試合を総括すると、内容的には良くも無かったし悪くも無かった。今シーズンの横浜FMの特徴の1つであるが、相手に合わせた柔軟なサッカーを見せることは無く、良くも悪くも、最後まで、自分たちのサッカーを貫いた。ある意味、今シーズンの象徴のような試合であった。
甲府くらいの規模のチームになると、自分たちのサッカーを貫くことは高く評価できるが、それが、横浜FMクラスのチームになると、自分たちのスタイルに誇示しすぎることは、高評価にはつながらない。
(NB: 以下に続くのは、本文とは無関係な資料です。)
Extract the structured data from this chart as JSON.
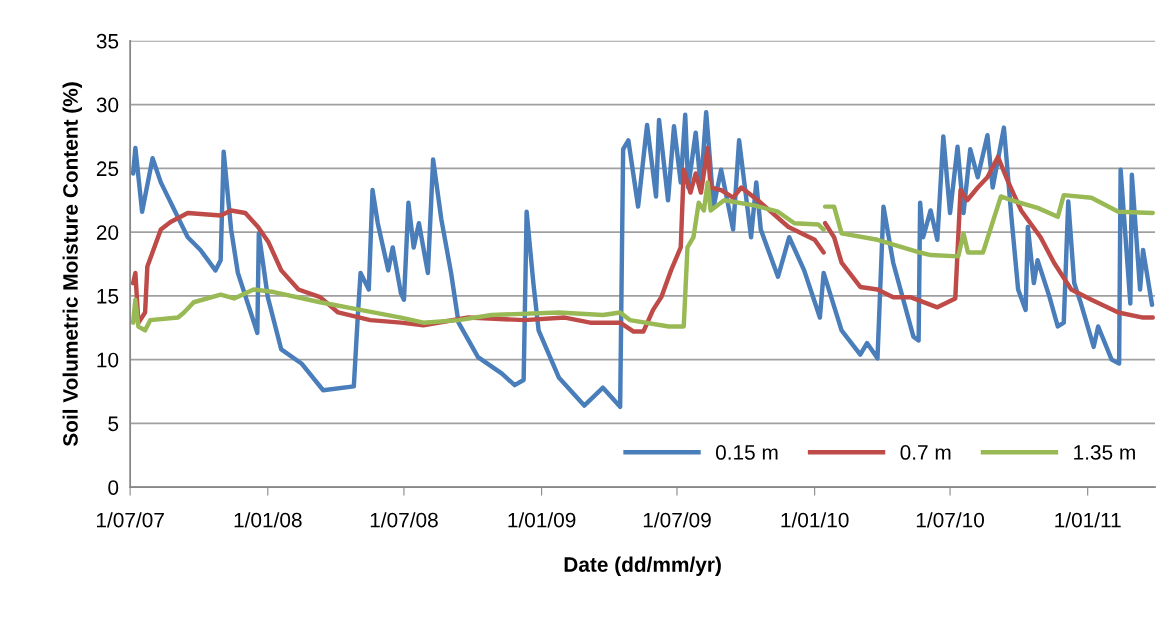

今シーズン限りで早野氏は退団が確定的というが、つなぎの監督としては良くやったが、限界も見えたということで、退任も致し方ないだろう。パワー不足の感のある前線にタレントをそろえられるかが、オフの課題であろう。
■ 新しい希望と不安今シーズンは、リーグ優勝に絡むことなくシーズンを終えようとしている横浜FMだが、優秀な若手選手がそろいつつあることは、未来に希望の持てる部分である。例えば、DF小宮山は新人ながら日本代表候補に選ばれる輝きを見せて、GK榎本やMF山瀬幸の台頭も目立った。さらには、MF乾やFWハーフナー・マイクらも、Jリーグで何試合かの経験をつんだ。
そして、MF水沼である。この試合でJリーグにデビューした高校3年生は、プロ初出場とは思えないほど、落ち着いたプレーを見せた。U-17の一員として、多くの国際舞台を踏んでいるだけあって、精神的にも成熟していて、技術的にもしっかりしている。お父さんのような華やかなプレースタイルではないが、実直なスタイルは、どのチームでも重宝されるだろう。
水沼は、将来性のある選手である。ただ、心配なので、横浜FMは、優勝争いに食い込んでいくことが義務付けられているチームなので、将来性はあるといっても、若手選手に経験を積ませる機会を作ることは容易ではないということである。
マリノスの歴史を振り返ってみても、若いころに十分な出場機会を与えることができずにプレーヤーとして成熟させられないままに終わったスター候補生も少なくなかった。
新監督は、元磐田の桑原氏が有力だというが、名門復活のために、十分な時間を与えてほしいと思う。それが、遠回りのようで、実は、近道だったりもする。